A tennis player hits a 0.1-kilogram tennis ball with her racket from the north end of a court. Her racket was traveling at 65 kilometers per hour. The ball accelerated at a rate of 10 meters per second squared. The ball hits the floor on the south end of the tennis court. The floor sends the ball toward the tennis player's opponent with the same acceleration. How much force did the floor on the south end of the court exert on the ball?(1 point)
Responses
6.5 N
6.5 N
1 N
1 N
0.01 N
0.01 N
7.5 N
7.5 N
To find the force exerted by the floor on the ball, we can use Newton's second law, which states that force (F) equals mass (m) times acceleration (a).
Given:
Mass of the ball (m) = 0.1 kg
Acceleration (a) = 10 m/s^2
Using the formula F = m * a, we can calculate the force exerted by the floor:
F = 0.1 kg * 10 m/s^2
F = 1 N
Therefore, the floor on the south end of the court exerted a force of 1 N on the ball.

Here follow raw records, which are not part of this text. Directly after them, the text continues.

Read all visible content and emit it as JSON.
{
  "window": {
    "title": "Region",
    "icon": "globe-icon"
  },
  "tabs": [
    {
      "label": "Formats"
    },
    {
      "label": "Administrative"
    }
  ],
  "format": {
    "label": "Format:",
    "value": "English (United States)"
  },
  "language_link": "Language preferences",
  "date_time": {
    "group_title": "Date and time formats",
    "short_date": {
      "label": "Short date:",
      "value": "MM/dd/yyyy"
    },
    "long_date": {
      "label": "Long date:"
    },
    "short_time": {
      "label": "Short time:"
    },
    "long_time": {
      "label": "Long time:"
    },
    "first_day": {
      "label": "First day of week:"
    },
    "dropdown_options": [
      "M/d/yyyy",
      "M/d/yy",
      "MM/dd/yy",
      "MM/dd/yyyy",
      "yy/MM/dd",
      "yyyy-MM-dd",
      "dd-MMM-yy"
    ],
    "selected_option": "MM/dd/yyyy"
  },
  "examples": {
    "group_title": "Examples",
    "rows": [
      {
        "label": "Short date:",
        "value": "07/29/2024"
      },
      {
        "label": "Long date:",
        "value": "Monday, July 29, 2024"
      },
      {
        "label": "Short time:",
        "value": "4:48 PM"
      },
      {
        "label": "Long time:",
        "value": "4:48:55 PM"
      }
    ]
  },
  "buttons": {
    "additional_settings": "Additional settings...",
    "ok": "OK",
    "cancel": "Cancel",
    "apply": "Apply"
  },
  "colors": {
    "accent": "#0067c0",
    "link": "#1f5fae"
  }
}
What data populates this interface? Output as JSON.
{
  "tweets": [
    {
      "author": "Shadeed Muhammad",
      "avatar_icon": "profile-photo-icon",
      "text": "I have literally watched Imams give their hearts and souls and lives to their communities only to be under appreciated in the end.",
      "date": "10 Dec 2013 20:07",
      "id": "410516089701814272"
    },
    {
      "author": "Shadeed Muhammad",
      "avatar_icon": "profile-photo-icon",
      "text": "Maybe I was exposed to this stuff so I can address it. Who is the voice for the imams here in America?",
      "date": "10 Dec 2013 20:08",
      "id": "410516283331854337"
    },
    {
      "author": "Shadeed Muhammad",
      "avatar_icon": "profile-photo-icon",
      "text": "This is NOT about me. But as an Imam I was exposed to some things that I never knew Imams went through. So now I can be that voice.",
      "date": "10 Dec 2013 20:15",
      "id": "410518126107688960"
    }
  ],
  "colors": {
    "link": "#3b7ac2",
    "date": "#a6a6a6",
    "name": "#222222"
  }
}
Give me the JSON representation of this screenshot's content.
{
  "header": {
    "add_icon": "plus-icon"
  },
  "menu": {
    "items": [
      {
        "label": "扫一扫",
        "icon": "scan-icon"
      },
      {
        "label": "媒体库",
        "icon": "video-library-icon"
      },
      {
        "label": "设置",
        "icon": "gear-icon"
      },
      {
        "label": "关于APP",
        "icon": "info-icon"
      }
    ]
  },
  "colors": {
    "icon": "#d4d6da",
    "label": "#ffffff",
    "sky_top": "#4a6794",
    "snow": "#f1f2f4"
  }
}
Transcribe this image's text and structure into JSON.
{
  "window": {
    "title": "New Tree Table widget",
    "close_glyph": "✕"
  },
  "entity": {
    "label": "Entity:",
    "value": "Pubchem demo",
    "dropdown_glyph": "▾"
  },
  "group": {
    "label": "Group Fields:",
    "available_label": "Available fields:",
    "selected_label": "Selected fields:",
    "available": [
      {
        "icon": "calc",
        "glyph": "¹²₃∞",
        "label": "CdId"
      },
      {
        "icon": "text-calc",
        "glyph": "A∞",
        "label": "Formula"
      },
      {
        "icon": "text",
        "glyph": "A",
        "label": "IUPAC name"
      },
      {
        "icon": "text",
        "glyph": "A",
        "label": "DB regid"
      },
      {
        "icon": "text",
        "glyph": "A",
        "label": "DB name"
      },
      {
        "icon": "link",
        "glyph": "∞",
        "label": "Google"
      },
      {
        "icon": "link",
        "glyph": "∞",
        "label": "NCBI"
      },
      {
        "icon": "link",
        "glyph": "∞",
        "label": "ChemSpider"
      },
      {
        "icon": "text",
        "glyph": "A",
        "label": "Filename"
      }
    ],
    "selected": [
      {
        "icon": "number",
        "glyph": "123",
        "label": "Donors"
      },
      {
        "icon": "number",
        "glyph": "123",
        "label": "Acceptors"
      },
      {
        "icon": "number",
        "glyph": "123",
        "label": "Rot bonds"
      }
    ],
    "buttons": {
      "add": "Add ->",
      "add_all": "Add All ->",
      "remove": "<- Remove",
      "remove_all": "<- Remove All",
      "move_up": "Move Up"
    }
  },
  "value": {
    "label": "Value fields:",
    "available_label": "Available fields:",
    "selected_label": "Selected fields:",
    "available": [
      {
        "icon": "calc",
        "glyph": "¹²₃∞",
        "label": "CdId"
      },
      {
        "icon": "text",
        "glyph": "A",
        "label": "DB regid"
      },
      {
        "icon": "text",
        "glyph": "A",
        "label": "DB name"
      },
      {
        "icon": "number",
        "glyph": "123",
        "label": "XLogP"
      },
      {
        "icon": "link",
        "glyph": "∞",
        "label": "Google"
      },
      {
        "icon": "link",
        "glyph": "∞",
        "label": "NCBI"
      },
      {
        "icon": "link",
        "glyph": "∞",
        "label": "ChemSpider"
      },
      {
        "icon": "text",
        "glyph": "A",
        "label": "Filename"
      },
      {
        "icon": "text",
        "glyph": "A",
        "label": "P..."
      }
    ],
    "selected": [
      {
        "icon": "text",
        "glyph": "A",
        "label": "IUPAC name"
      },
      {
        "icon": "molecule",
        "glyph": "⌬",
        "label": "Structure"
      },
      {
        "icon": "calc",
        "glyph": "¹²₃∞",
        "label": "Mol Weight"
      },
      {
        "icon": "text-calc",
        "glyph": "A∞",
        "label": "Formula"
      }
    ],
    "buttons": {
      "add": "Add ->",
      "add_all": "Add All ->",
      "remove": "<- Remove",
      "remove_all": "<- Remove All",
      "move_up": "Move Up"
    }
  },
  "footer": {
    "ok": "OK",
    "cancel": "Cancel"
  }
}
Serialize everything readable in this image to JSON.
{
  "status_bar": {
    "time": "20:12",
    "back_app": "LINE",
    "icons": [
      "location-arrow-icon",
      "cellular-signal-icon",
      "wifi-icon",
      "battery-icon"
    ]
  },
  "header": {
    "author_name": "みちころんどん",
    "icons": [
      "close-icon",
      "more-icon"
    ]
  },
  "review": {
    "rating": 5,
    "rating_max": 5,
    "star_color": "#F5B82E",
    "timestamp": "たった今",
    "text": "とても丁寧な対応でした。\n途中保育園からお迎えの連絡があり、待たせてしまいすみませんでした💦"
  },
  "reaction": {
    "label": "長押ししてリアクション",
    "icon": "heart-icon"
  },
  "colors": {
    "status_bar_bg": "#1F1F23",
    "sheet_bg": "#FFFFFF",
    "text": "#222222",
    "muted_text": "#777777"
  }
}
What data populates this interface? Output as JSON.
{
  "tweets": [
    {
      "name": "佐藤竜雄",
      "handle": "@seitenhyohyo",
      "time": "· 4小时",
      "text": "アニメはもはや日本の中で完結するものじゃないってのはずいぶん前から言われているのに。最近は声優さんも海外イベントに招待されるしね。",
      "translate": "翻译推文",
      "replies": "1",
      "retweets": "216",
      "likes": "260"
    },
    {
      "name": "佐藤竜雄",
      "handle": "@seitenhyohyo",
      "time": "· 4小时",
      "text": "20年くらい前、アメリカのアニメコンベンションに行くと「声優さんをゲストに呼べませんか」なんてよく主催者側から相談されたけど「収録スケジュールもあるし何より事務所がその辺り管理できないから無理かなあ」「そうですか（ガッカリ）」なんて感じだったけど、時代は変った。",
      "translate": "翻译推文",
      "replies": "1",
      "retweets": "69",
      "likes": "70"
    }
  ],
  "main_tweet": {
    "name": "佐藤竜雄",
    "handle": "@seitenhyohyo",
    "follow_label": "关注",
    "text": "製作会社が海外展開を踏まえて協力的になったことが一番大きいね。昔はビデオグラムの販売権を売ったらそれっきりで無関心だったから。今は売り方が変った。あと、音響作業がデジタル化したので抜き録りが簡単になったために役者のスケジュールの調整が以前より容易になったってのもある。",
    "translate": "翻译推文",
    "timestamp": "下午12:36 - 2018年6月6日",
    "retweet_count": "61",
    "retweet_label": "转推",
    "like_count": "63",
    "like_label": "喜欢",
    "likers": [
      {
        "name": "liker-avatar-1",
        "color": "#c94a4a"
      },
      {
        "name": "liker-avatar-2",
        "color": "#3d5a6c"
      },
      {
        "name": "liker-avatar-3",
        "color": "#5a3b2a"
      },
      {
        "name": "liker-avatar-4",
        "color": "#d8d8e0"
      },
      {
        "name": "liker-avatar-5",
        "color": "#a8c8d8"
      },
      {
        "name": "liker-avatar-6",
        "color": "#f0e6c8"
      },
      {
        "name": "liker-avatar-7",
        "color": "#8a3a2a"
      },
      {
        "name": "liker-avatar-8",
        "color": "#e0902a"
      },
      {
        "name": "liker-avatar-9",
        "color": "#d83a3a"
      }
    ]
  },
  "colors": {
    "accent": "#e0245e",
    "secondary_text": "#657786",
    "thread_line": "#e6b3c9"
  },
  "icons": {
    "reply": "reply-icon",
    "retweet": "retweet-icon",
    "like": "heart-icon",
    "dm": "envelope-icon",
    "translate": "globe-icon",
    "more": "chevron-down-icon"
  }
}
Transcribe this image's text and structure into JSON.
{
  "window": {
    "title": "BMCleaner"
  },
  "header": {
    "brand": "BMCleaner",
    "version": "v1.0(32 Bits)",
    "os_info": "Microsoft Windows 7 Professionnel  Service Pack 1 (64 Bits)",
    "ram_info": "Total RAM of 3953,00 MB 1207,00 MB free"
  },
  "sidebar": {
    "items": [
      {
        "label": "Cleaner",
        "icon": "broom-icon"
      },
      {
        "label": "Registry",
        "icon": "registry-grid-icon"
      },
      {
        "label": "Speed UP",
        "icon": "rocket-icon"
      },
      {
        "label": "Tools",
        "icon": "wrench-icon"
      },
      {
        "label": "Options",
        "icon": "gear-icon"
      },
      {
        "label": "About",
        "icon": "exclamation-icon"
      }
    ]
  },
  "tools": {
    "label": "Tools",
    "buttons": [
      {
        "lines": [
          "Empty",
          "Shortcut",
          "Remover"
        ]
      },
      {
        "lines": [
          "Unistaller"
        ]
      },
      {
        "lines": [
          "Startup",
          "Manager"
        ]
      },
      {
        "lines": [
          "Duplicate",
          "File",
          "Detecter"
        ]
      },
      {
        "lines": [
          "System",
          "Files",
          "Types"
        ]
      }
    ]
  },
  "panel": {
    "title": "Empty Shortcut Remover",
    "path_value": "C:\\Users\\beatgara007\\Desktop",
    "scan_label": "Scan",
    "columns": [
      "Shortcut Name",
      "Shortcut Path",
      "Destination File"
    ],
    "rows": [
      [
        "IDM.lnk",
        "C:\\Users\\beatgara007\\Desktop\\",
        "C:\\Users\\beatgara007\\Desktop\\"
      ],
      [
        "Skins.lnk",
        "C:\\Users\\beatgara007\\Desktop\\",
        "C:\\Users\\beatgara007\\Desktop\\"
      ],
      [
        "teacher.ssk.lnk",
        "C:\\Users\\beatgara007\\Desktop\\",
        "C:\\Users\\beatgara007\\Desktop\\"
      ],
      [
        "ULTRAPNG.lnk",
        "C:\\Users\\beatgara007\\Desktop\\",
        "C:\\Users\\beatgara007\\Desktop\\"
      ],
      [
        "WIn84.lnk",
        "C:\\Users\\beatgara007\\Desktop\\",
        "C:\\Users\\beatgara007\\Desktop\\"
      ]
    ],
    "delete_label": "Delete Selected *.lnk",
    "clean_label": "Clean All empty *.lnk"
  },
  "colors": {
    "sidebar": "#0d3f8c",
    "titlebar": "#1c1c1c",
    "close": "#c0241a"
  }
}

To calculate the force exerted by the floor on the south end of the court on the tennis ball, we can use Newton's second law of motion, which states that force (F) equals mass (m) multiplied by acceleration (a).
Given that the mass of the tennis ball is 0.1 kilograms and the acceleration is 10 meters per second squared, we can substitute these values into the formula:
F = m * a
F = 0.1 kg * 10 m/s^2
F = 1 N
Therefore, the force exerted by the floor on the south end of the court on the tennis ball is 1 N.
To find the force exerted by the floor on the ball, we can use Newton's second law of motion, which states that force (F) is equal to mass (m) multiplied by acceleration (a). In this case, the mass of the ball is given as 0.1 kilograms, and the acceleration is given as 10 meters per second squared.
So, we can calculate the force exerted by the floor using the formula:
F = m * a
F = 0.1 kg * 10 m/s^2
F = 1 N
Therefore, the floor on the south end of the tennis court exerts a force of 1 Newton on the ball.